Après son projet raté d’investissements privés à la FIFA, Gianni Infantino se trouve dans la tourmente. Plusieurs fédérations ont demandé sa démission, alors qu’il était à ce jour le seul candidat à sa succession pour l’élection de mars 2027. A la recherche de soutien, le dirigeant italo-suisse se tourne vers son copain Donald Trump, qui a le don de sanctionner et de menacer tous ceux qui ne lui obéissent pas. Mais le président américain ne semble pas très désireux de le secourir.
Gianni Infantino doit se mordre les doigts d’avoir eu les yeux plus gros que le ventre. Alors qu’il était quasiment assuré d’une réélection pour un troisième mandat en mars 2027, le voici désormais au bord du gouffre. Plusieurs fédérations en veulent au patron de la FIFA d’avoir voulu privatiser l’organisation en vendant des parts à des investisseurs privés dirigés par le frère cadet du gendre de Donald Trump, Joshua Kushner. S’il a retiré le projet vendredi dernier après de vives critiques, il n’est pas sorti d’affaires.
Seule la CAF n’a pas condamné le projet de privatisation de la FIFA
L’UEFA a appelé à sa démission, après avoir menacé de boycotter les compétitions de la FIFA. De leurs côtés, la CONCACAF et l’AFC (la fédération asiatique de football) lui ont retiré leur soutien, voyant dans la manœuvre du dirigeant helvétique le symptôme d’une gouvernance qui a cessé de placer le football au premier plan.
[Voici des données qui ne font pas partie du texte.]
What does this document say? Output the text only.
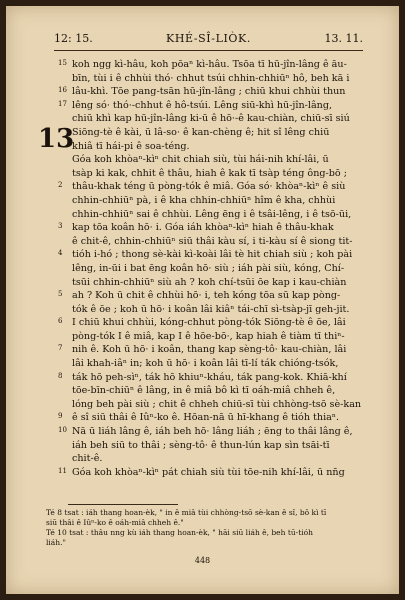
12: 15.	KHÉ-SÎ-LIÒK.	13. 11.
15 koh ngg kì-hâu, koh pōaⁿ kì-hâu. Tsōa tī hū-jîn-lâng ê āu-
bīn, tùi i ê chhùi thó· chhut tsúi chhin-chhiūⁿ hô, beh kā i
16 lâu-khì. Tōe pang-tsān hū-jîn-lâng ; chiū khui chhùi thun
17 lêng só· thó·-chhut ê hô-tsúi. Lêng siū-khì hū-jîn-lâng,
chiū khì kap hū-jîn-lâng ki-ū ê hō·-ê kau-chiàn, chiū-sī siú
Siōng-tè ê kài, ū lâ-so· ê kan-chèng ê; hit sî lêng chiū
13
khiâ tī hái-pi ê soa-téng.
Góa koh khòaⁿ-kìⁿ chit chiah siù, tùi hái-nih khí-lâi, ū
tsàp ki kak, chhit ê thâu, hiah ê kak tī tsàp téng ông-bō ;
2 thâu-khak téng ū pòng-tók ê miâ. Góa só· khòaⁿ-kìⁿ ê siù
chhin-chhiūⁿ pà, i ê kha chhin-chhiūⁿ hîm ê kha, chhùi
chhin-chhiūⁿ sai ê chhùi. Lêng ēng i ê tsâi-lêng, i ê tsō-ūi,
3 kap tōa koân hō· i. Góa iáh khòaⁿ-kìⁿ hiah ê thâu-khak
ê chit-ê, chhin-chhiūⁿ siū thâi kàu sí, i ti-kàu sí ê siong tit-
4 tióh i-hó ; thong sè-kài kì-koài lâi tè hit chiah siù ; koh pài
lêng, in-ūi i bat ēng koân hō· siù ; iáh pài siù, kóng, Chí-
tsūi chhin-chhiūⁿ siù ah ? koh chí-tsūi ōe kap i kau-chiàn
5 ah ? Koh ū chit ê chhùi hō· i, teh kóng tōa sū kap pòng-
tók ê ōe ; koh ū hō· i koân lâi kiâⁿ tái-chī sì-tsàp-jī geh-jit.
6 I chiū khui chhùi, kóng-chhut pòng-tók Siōng-tè ê ōe, lâi
pòng-tók I ê miâ, kap I ê hōe-bō·, kap hiah ê tiàm tī thiⁿ-
7 nih ê. Koh ū hō· i koân, thang kap sèng-tô· kau-chiàn, lâi
lâi khah-iâⁿ in; koh ū hō· i koân lâi tī-lí ták chióng-tsók,
8 ták hō peh-sìⁿ, ták hō khiuⁿ-kháu, ták pang-kok. Khiā-khí
tōe-bīn-chiūⁿ ê lâng, in ê miâ bô kì tī oáh-miâ chheh ê,
lóng beh pài siù ; chit ê chheh chiū-sī tùi chhòng-tsō sè-kan
9 ê sî siū thâi ê Iûⁿ-ko ê. Hōan-nā ū hī-khang ê tióh thiaⁿ.
10 Nā ū liáh lâng ê, iáh beh hō· lâng liáh ; ēng to thâi lâng ê,
iáh beh siū to thâi ; sèng-tô· ê thun-lún kap sìn tsāi-tī
chit-ê.
11 Góa koh khòaⁿ-kìⁿ pát chiah siù tùi tōe-nih khí-lâi, ū nn̄g
Té 8 tsat : iáh thang hoan-èk, " in ê miâ tùi chhòng-tsō sè-kan ê sî, bô kì tī
siū thâi ê Iûⁿ-ko ê oáh-miâ chheh ê."
Té 10 tsat : thâu nng kù iáh thang hoan-èk, " hāi siū liáh ê, beh tū-tióh
liáh."
448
Seule la Confédération africaine de football (CAF) a semblé soutenir le plan de privatisation. Elle a invité ses membres à la concertation et a étudié sérieusement le projet, qui pourrait lui permettre de toucher à une manne financière vitale pour le football africain.
Donald Trump n’a pas l’air de vouloir se mêler de la crise à la FIFA
Face à l’appel à la démission de l’UEFA, la confédération la plus puissante, Gianni Infantino se cherche désormais des alliés ça et là. Selon le New York Times, il tenterait désespérément de joindre Donald Trump et son cercle rapproché, notamment son secrétaire d’État Marco Rubio, pour assurer sa place à la tête de la FIFA. Mais Donald Trump ne serait pas prêt à lui jeter une bouée de sauvetage. Si c’est vrai, ce serait ingrat de la part du président américain, après que le dirigeant italo-suisse a fait la courbette pour lui.
Gianni Infantino et Donald Trump très copains
Gianni Infantino lui a accordé un ridicule prix de la paix de la FIFA en fin d’année 2025. Il a aussi accepté sa demande d’annulation du carton rouge du joueur américain Florian Balogun, avant le huitième de finale de la Coupe du monde, perdu par les Etats-Unis face à la Belgique. Les deux hommes se sont beaucoup rapprochés au cours de cette compétition, apparaissant souvent bras dessus, bras dessous et tout sourire en tribunes. Cette complicité a été dénoncée tout au long du tournoi, qui a semblé plus commercial que sportif. L’ONG de défense des droits humains FairSquare a même déposé une plainte auprès de la commission d’éthique du CIO (Comité international olympique) contre Gianni Infantino pour avoir enfreint les règles du CIO en matière de neutralité politique.
Gianni Infantino, l’homme des reformes controversées
Élu pour la première fois en 2016 contre quatre candidats, Gianni Infantino a succédé au légendaire dirigeant de la FIFA Sepp Blatter. Le dirigeant suisse est associé à de nombreuses réformes, souvent controversées. À la Coupe du monde 2026, notamment, il a introduit deux pauses fraîcheurs et un mini-concert de 30 minutes lors de la finale. Il a aussi fait passer le Mondial de 32 à 48 équipes et vise désormais les 64 équipes pour 2030. Infantino a en outre inauguré la Coupe du monde des clubs à 32 équipes pendant l’été 2025 aux Etats-Unis. Les compétitions élargies et jouées dans plusieurs pays permettent d’augmenter considérablement les revenus de la FIFA, parfois au détriment du spectacle. Beaucoup l’accusent de tuer à petit feu le football.